温霓被韩溪突如其来的紧张弄的心头鼓动,顺着她说的方向望去。
二楼看台,围栏边的男人端着一杯酒,杯中褐色的酒水随着他漫不经心的动作轻轻一摆,他的眼睛不加掩饰地落在她们的方向。
赵政屿的哥哥,赵政洲。
韩溪又慌又怕,要是点男模的事传到大魔王耳朵,她不会有好下场。
“真是点子背,赵政洲可是你老公发小,他会不会乱告状?”
温霓松散的心情瞬间清空,这个节骨眼上可不能再和贺聿深产生矛盾,她本来就不清楚哪里惹到了他。
苏稚劝疏敏感过头的两人,“他可能只是出来透口气而已,你们俩会不会过于焦虑了?”
温霓不可能不怕。
韩溪更怕,温霓是大魔王亲亲老婆,不能收拾,她可是外人,随便收拾。
她后怕地用余光瞄向赵政洲。
男人一身黑衣,仿佛与交织的昏昧光影相融,身型挺拔如松,面容清俊,唇线分明,神情淡漠的自带禁欲感,帅的克制又致命。
这男人跟大魔王一样,出了名的难搞,从未有过绯闻,听闻不近女色。
要是他近女色,韩溪还能想法设法地撩一撩他。
上次带温霓点男模,后果是韩惟承担的,他哥送去一块地皮。
韩溪喉咙发紧,自我安慰,“如果等会他还在,肯定没安好心。”
温霓不禁叹了口气,“我们是不是太倒霉了点?”
韩溪可怜巴巴地撇嘴,“谁说不是呢?MISS酒吧这么小众,赵政洲这样的身份怎么会来这,真搞不懂。

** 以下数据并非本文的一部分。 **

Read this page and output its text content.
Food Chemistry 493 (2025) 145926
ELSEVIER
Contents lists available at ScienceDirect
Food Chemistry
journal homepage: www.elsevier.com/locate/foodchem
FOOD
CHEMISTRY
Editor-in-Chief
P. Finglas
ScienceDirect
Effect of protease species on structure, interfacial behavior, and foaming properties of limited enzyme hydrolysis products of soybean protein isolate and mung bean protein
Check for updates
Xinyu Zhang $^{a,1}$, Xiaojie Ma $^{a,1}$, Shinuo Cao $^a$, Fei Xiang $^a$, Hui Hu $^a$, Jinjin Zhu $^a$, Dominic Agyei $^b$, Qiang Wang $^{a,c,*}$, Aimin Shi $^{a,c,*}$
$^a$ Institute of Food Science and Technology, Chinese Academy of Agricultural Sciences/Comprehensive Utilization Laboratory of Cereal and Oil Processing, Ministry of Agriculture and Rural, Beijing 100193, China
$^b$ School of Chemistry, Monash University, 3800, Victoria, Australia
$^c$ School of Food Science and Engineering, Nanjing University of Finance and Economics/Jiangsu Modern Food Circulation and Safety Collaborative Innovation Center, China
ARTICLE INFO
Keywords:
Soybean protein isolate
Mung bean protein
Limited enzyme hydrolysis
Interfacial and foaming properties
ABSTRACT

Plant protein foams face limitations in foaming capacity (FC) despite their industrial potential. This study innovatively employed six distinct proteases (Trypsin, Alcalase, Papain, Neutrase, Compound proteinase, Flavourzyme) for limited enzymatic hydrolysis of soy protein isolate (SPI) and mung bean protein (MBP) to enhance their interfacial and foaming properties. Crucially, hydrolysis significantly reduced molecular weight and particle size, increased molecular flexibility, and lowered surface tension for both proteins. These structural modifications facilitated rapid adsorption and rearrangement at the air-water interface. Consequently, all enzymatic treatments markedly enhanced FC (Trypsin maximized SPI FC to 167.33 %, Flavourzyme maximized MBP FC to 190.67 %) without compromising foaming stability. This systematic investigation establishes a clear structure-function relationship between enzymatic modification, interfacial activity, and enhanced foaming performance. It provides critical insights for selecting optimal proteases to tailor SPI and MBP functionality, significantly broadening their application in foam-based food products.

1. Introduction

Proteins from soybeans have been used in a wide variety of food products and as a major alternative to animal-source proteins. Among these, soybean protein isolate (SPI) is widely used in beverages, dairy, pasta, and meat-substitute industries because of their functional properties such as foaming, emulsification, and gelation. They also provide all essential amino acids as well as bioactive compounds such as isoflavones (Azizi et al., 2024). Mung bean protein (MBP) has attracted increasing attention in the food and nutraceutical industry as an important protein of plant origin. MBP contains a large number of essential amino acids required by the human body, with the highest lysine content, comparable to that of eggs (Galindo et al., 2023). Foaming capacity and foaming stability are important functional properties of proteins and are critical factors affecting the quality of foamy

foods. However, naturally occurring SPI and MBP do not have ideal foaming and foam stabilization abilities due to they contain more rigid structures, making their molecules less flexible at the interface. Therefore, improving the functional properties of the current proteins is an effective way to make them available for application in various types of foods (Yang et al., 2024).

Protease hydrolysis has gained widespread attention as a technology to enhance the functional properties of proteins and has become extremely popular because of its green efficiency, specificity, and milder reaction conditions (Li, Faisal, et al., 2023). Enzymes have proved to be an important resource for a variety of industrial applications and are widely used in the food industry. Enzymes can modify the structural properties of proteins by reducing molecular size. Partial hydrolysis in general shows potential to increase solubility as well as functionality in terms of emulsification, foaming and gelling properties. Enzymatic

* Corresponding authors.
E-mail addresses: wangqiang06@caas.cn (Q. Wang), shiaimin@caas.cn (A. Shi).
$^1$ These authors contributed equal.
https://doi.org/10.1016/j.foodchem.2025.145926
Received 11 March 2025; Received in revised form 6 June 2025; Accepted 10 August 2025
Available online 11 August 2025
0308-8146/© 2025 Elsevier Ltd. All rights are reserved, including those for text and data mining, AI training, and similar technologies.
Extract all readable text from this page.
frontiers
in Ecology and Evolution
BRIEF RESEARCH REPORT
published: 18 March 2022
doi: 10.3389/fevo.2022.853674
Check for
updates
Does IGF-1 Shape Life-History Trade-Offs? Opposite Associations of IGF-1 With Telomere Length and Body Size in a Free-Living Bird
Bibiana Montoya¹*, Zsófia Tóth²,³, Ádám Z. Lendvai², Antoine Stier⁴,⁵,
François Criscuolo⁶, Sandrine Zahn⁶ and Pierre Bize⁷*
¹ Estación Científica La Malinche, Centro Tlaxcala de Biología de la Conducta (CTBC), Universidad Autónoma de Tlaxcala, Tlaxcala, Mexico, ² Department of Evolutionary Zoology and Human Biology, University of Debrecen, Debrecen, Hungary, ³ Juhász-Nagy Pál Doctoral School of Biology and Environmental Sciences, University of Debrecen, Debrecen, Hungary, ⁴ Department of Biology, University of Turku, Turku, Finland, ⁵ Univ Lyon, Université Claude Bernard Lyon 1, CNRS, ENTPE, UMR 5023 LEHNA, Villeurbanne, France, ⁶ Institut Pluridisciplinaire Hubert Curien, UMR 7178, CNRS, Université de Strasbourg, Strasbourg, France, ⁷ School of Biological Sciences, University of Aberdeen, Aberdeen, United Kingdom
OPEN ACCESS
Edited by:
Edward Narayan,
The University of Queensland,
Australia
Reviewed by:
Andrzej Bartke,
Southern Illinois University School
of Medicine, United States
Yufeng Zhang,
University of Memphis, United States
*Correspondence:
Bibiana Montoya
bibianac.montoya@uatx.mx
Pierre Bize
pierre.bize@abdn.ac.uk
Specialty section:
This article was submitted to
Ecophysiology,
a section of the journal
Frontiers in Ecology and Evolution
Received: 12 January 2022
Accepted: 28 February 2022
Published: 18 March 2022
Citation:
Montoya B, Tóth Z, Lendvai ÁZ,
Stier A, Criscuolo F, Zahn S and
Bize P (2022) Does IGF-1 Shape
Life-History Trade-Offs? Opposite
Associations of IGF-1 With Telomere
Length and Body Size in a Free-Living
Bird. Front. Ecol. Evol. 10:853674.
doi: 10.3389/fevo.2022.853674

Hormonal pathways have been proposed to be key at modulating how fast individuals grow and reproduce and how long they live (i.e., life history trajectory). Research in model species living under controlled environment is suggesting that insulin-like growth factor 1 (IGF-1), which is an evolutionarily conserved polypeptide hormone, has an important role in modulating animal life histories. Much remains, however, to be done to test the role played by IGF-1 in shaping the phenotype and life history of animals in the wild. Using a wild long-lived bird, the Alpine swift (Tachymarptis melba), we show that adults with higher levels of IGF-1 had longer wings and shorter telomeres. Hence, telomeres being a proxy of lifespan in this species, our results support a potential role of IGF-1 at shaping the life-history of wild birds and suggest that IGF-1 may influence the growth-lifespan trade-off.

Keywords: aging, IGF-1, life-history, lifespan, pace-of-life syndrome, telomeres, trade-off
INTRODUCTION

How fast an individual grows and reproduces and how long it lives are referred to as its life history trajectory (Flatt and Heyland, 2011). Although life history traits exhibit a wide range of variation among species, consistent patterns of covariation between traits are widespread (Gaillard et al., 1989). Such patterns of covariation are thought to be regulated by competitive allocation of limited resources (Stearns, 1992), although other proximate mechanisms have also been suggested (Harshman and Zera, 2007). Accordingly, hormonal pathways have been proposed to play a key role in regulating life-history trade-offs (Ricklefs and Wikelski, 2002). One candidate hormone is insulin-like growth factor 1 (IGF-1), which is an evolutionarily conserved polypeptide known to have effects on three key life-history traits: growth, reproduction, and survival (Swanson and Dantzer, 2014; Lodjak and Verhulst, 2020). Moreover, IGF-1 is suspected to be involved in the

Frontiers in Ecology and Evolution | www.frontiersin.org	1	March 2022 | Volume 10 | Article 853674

”
温霓余惊未消地扫向赵政洲的方向,对方的目光仍在她们的方向,坦荡到明明白白,不屑于遮掩。
韩溪拉温霓,“别往后看,万一他偷拍,正好拍到正脸,连狡辩的可能性都没了,我们俩可就真死定了。”
苏稚:“咱先看前面,先享受片刻的安宁,再管可能的深渊。”
“也只能这样了。”韩溪的思绪转的快,挽着温霓的手臂,“霓霓宝,我越看越觉得他像大魔王。”
温霓对上男模充满诱惑的眼睛,她的心陡然一凉,有种和贺聿深面对面被拆穿的错觉。
贺聿深不会笑的这么肤浅,更不会这样跳舞。
“既然分不清好坏,也没有胜利失败~”
“自己享受自己的精彩~”
旋律慵懒勾人。
迷人的灯光在男模们身上流转,他们转身、抬臂的弧度精准踩在性感上,引得四周一片低呼。
明明是极尽惹眼的热闹,温霓却半点看不进去,台上越是热烈张扬,温霓越是烦躁不安。